Thursday 8 October 2020

Tournament Correlations Added to Golf Predictor

I am happy to announce a new tournament correlation capability for Golf Predictor. This relatively computationally intensive capability is not available to users directly, but I can run it to identify tournaments with the most similar (good) results in the same GP Season (calendar year) on the same tour (European/US PGA Tour). For example, this may provide insights into an upcoming tournament by comparing the results for the event in the previous year with the other tour events in the same year. Obviously, this would be more useful for events held on the same course as the previous year. The functionality can either compare the entire fields for correlations or just matching top twenty results. The latter is much more useful as it may identity potential good performers in the upcoming event.


When comparing the entire field of the selected event to each of the others, if the same golfer has played in both and his results are similar, they are tagged as correlated. The degree of similarity can be adjusted, but the default is plus//minus ten places, e.g. if player A finished 23rd in the selected tournament, any result from 13th to 33rd in any of the other tournaments will be designated as correlated. For top twenty correlations, the results in both compared events obviously have to be in the top twenty.
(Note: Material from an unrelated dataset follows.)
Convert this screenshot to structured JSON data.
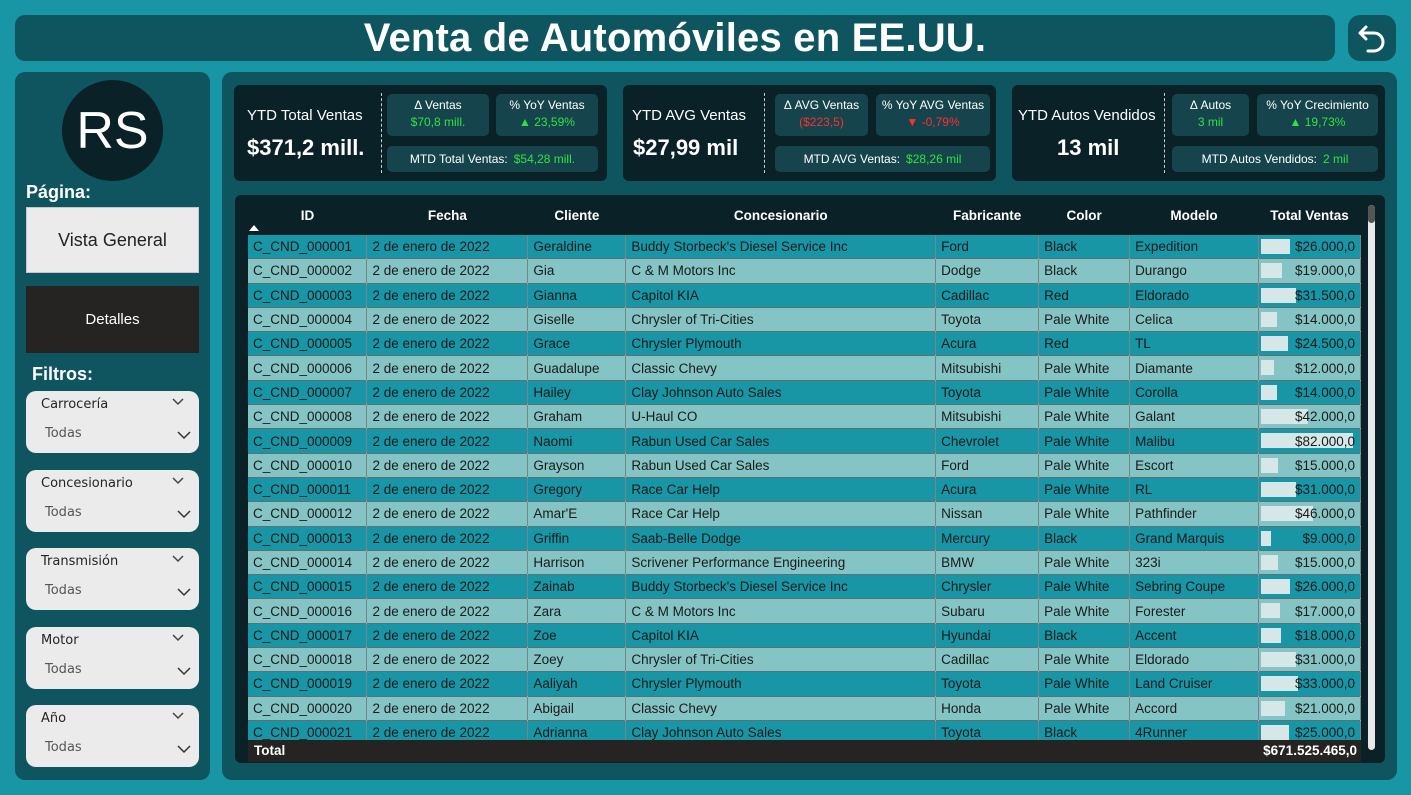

When finished comparing each tournament to the selected event, the number of correlated results are totalled and expressed as a percentage of the total number of matches found. For example, if there are fifty golfers found that played in both compared events and of those, fifteen had similar results in both, the correlation factor for those events would be 30%. Higher correlation percentages are easier to find when there are fewer matches, so only tournaments with a significant number of matches should count. Through experimentation, with an appropriate lower limit on the number of matches, correlation percentages of approximately 25-40% seem to be the highest. In events with over 120 golfers, the minimum number of matches needed should be set to around fifty for better results in overall correlations. For top twenty correlations, there should be a lower minimum number (e.g. 12) of matches and a similar minimum correlation percentage to overall correlations. In both cases, the minimum number of matches and the minimum correlation percentage for correlated events can be specified in the system.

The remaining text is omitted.